(歴史ライター:西股 総生)
至れり尽くせりの名城の何が問題なのか
戦国時代、日本全国には土造りの城が何万と築かれたが、東京都八王子市にある滝山城は、そうした土の城の最高傑作といえる。なぜ最高傑作なのかといえば、まず城域が広大で、かつ土塁や空堀が巨大、しかも縄張が複雑だ。
いや、広大な城域に無数の曲輪を複雑に配する城、目を見張る巨大な土塁・空濠を擁する城なら、全国にはもっと凄い城がある。滝山城の凄さは、そこではないのだ。縄張が緻密かつ頭脳的なのである。

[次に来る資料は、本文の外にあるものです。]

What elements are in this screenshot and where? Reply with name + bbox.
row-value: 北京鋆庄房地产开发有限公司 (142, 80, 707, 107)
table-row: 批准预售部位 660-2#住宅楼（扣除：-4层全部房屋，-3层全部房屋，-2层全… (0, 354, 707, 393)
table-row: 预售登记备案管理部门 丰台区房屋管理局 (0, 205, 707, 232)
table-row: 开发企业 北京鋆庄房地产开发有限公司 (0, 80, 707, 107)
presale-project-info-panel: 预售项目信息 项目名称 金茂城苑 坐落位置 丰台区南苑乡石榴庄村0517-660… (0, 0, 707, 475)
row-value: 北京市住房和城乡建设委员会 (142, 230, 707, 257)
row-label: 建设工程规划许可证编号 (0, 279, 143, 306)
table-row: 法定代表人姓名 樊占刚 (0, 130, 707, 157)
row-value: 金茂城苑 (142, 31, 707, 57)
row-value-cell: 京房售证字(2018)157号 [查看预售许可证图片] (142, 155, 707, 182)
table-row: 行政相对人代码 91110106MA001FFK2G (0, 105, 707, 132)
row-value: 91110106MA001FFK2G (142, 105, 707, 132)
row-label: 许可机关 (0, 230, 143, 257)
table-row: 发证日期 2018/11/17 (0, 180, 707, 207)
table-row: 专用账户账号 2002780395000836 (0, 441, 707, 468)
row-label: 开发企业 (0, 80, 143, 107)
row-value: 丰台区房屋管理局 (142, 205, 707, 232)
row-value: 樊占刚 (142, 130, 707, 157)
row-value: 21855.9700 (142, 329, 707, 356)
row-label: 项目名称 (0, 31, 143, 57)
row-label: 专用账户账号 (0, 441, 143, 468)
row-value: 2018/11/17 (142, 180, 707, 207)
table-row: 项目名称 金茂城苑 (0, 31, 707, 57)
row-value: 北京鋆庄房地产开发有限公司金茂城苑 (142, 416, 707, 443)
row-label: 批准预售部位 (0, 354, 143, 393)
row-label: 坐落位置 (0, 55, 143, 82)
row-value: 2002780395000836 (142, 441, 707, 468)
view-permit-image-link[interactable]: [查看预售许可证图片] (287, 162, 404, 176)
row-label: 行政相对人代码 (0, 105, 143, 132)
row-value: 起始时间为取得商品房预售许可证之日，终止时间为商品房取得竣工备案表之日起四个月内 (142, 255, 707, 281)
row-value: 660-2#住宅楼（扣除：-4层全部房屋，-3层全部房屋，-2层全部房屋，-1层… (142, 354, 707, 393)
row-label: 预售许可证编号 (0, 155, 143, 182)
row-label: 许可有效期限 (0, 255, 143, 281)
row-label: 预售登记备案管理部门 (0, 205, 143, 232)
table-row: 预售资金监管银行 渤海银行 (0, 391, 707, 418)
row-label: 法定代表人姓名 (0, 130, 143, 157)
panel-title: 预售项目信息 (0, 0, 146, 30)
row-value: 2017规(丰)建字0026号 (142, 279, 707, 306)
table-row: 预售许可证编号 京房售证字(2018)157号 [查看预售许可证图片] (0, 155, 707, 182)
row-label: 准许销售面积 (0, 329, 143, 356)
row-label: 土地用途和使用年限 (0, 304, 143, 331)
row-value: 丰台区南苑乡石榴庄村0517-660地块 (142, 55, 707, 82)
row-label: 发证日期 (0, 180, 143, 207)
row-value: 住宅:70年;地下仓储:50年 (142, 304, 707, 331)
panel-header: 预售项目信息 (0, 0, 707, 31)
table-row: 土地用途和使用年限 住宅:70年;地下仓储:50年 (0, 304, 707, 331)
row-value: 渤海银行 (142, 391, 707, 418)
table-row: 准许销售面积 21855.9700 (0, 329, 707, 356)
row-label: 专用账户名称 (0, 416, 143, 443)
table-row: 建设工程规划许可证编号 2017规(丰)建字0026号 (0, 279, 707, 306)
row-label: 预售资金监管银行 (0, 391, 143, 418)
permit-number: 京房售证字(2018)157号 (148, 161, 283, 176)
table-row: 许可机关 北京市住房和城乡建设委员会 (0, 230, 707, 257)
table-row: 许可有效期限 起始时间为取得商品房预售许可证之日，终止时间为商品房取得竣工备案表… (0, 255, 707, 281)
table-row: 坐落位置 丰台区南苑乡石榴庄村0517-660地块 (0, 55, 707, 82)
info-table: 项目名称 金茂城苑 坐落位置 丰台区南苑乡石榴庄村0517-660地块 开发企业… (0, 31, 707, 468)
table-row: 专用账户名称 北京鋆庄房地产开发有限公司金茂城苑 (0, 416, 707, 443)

通路を効果的に折り曲げたり、分岐・合流させた上に、枡形虎口・馬出・横矢掛りといった技巧を駆使し、広大な城内を迷路化している。侵入した敵を分断して、狭いところ、狭いところへと追い込み、局所で数的優位を作り出して封殺する。あるいは、一斉射撃を浴びせて敵をひるませ、側面から逆襲を仕掛けて突き崩す。
そんな戦い方を想定した仕掛けが、広大な城内にぎっしりと詰め込まれているのだ。土造りで、ここまで徹底的に作り込んだ城は、他に見たことがない。
おまけに、城跡は都立自然公園となっていて散策路などもよく整備されている。八王子駅からのバスも一時間に4~5本は出ているし、入口には駐車場も完備されているから、交通の便もよい。至れり尽くせりの名城なのである。では、何が「問題」なのか。
城の歴史を、ざっと整理してみよう。滝山城は戦国北条氏一族の重鎮、北条氏照の居城として知られている。氏照が滝山城に入った時期については諸説あるが、1561~67年(永禄4~10)頃と考えられている。以後、1587年(天正15)頃に八王子城を築いて移るまでの約20年間、滝山城は氏照の本拠であった。
この20年ほどの歴史で、ハイライトとして語られるのが1569年(永禄12)の攻防戦である。この年、武田信玄は大軍を率いて関東に侵攻し、上野から武蔵を蹂躙して小田原に迫った。武田軍の侵攻経路上に位置していた滝山城も、猛攻を受ける。
多摩川対岸の拝島に本陣を据えた信玄が見守る中、武田勝頼らを中心とした攻撃隊が滝山城に襲いかかり、防禦線を次々に攻め破っていった。しかし、氏照は城の中心部に残兵を結集させて頑強に抵抗したため、信玄もついにあきらめて攻囲を解き、他へと転進していった。
とまあ、軍記に書かれた攻防戦の様子は、いささか“盛られて”いるようだが、あらましは史実と認めてよいだろう。では、何が問題かというと、この攻防戦を現地の遺構と重ね合わせて解釈してしまう人があとを絶たないのだ……武田軍はこのあたりまで攻め込んだが、ここの虎口が堅固で突破できなかったのだろう……といった具合に。
ところが、史料を調べてみると、1581~82年(天正9~10)に氏照が、滝山城で大がかりな改修工事を行っていたことがわかる。また縄張を見ても、北条氏が対豊臣戦に備えて構築・改修した城と共通する要素が多い。滝山城は1580年代に全面リニューアルされた、と考えて間違いなさそうなのである。
この件は、以前に筆者が『東京都の中世城館(主要城館編)』(2006年)の滝山城の項を執筆した際に、指摘しておいた。東京都教育委員会から公刊された報告書だから、滝山城の基礎文献の一つなのだが、どうも皆さん、あまりお読みになっていないらしい。
そんなわけで、滝山城の遺構は大変すばらしいが、1569年(永禄12)の攻防戦と重ね合わせると、あらぬ幻を見てしまうので、ご用心、というわけだ。